President Bukele spoke on the evening of February 22 at the Conservative Political Action Conference (CPAC), telling his audience that “they say globalism comes to die at CPAC. I’m here to tell you that, in El Salvador, it’s already dead. But, if you want globalism to die here too, you must be willing to unapologetically fight against everything and everyone that stands for it.”

Bukele proposed that the problem of globalism “is like the metaphor of the boiling frog” because “Once the water boils, it’s already too late.” “Just like the frog, people become complacent and they don’t realize how bad things are getting until it’s too late.”

Pres. Bukele related the problems experienced by El Salvador to those of the United States, declaring that “by the time we reacted, it was already too late, and we were already boiled like the frog.”

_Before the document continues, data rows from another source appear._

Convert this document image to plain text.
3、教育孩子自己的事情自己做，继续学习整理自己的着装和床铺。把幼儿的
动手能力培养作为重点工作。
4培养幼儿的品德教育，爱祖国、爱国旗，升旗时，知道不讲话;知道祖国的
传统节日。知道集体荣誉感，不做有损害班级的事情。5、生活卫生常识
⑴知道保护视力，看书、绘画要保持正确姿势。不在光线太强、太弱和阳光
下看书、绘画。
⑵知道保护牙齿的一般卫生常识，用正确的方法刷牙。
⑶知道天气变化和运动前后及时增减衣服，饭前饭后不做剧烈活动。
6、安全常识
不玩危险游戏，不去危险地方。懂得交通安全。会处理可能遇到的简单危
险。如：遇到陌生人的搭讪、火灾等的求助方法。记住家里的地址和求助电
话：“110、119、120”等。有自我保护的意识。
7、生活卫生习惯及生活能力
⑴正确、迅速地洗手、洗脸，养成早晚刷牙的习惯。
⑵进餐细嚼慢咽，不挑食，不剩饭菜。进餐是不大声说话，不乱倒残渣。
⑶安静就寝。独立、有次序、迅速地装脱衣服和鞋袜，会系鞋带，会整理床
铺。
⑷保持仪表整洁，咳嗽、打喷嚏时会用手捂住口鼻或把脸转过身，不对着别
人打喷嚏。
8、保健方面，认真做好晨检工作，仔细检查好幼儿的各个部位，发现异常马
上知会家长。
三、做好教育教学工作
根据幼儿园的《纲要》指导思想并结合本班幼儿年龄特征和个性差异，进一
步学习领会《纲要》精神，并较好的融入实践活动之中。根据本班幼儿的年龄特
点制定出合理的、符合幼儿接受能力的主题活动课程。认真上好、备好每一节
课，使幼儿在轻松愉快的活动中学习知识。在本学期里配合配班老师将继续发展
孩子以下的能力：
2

“It took us fifty years, two wars, 250,000 lives, one-third of our population displaced, and a near miracle to get our country back.” Bukele said, cautioning that “you don’t want to wait fifty years and maybe hope for a miracle to get out of hell. You can still jump before the water boils.”

Once criminal gangs had come to control El Salvador in the aftermath of the civil war,  the country was forced to “do the unthinkable in order to cleanse our society: we arrested the terrorists,” Pres. Bukele said.

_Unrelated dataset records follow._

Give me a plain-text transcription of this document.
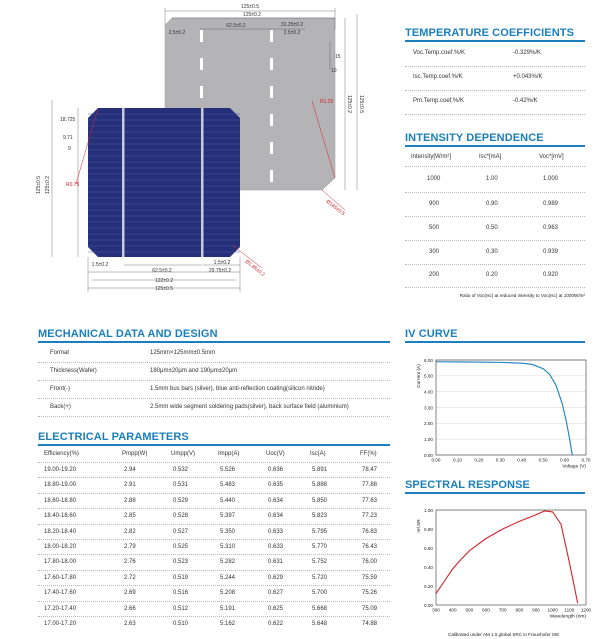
125±0.5
125±0.2
62.5±0.2	31.25±0.2
2.5±0.2	2.5±0.2
15
10
R1.25	125±0.2 125±0.5
18.725
9.71
9
R0.75
125±0.2
125±0.5
1.5±0.2	1.5±0.2
62.5±0.2	29.75±0.2
122±0.2
125±0.5
Ø165±0.5
Ø1.65±0.2
TEMPERATURE COEFFICIENTS
Voc.Temp.coef.%/K	-0.329%/K
Isc.Temp.coef.%/K	+0.043%/K
Pm.Temp.coef.%/K	-0.42%/K
INTENSITY DEPENDENCE
Intensity[W/m²]	Isc*[mA]	Voc*[mV]
1000	1.00	1.000
900	0.90	0.989
500	0.50	0.963
300	0.30	0.939
200	0.20	0.920
Ratio of Voc(Isc) at reduced intensity to Voc(Isc) at 1000W/m²
MECHANICAL DATA AND DESIGN
Format	125mm×125mm±0.5mm
Thickness(Wafer)	180μm±20μm and 190μm±20μm
Front(-)	1.5mm bus bars (silver), blue anti-reflection coating(silicon nitride)
Back(+)	2.5mm wide segment soldering pads(silver), back surface field (aluminium)
ELECTRICAL PARAMETERS
Efficiency(%)	Pmpp(W)	Umpp(V)	Impp(A)	Uoc(V)	Isc(A)	FF(%)
19.00-19.20	2.94	0.532	5.526	0.636	5.891	78.47
18.80-19.00	2.91	0.531	5.483	0.635	5.888	77.88
18.60-18.80	2.88	0.529	5.440	0.634	5.850	77.63
18.40-18.60	2.85	0.528	5.397	0.634	5.823	77.23
18.20-18.40	2.82	0.527	5.350	0.633	5.795	76.83
18.00-18.20	2.79	0.525	5.310	0.633	5.770	76.43
17.80-18.00	2.76	0.523	5.282	0.631	5.752	76.00
17.60-17.80	2.72	0.519	5.244	0.629	5.720	75.59
17.40-17.60	2.69	0.516	5.208	0.627	5.700	75.26
17.20-17.40	2.66	0.512	5.191	0.625	5.668	75.09
17.00-17.20	2.63	0.510	5.162	0.622	5.648	74.88
IV CURVE
0.00
1.00
2.00
3.00
4.00
5.00
6.00
0.00	0.10	0.20	0.30	0.40	0.50	0.60	0.70
Voltage (V)
Current (A)
SPECTRAL RESPONSE
0.00
0.20
0.40
0.60
0.80
1.00
300 400 500 600 700 800 900 1000 1100 1200
Wavelength (nm)
rel.SR
Calibrated under AM 1.5 global SRC in Fraunhofer ISE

Bukele called misguided esteem for institutions one of the common sources of problems in both the United States and El Salvador:

“I always criticize the defenders of institutionalism, not because I don’t think that strong institutions are paramount and necessary for a democracy, but because I find them very hypocritical. They don’t seem to have the same standards for themselves as they are trying to impose on others.”

“Institutions were created to serve the people and not the other way around,” Bukele added, explaining that justice and upholding the law have become secondary concerns, and even objects of avoidance for judges and for the police, and that those institutions must come to prioritize their original purposes once again:

“We should not defend those institutions for the sake of being institutions. Instead, we should defend the principles that created those institutions in the first place.”

Finally, Bukele encouraged his audience to fight for their country “with all your heart and soul” and be a “beacon of hope that your Founding Fathers, with all their faults like every human being has, dreamt for your country:

“Fight for your freedoms, for your rights, fight for the original purpose of these institutions and not their mere existence. It’s still not too late, it can be done. It’s time to erase these new paradigms that have been imposed in recent years that make no sense. If you can, just free your minds from those invisible chains. You can do it.”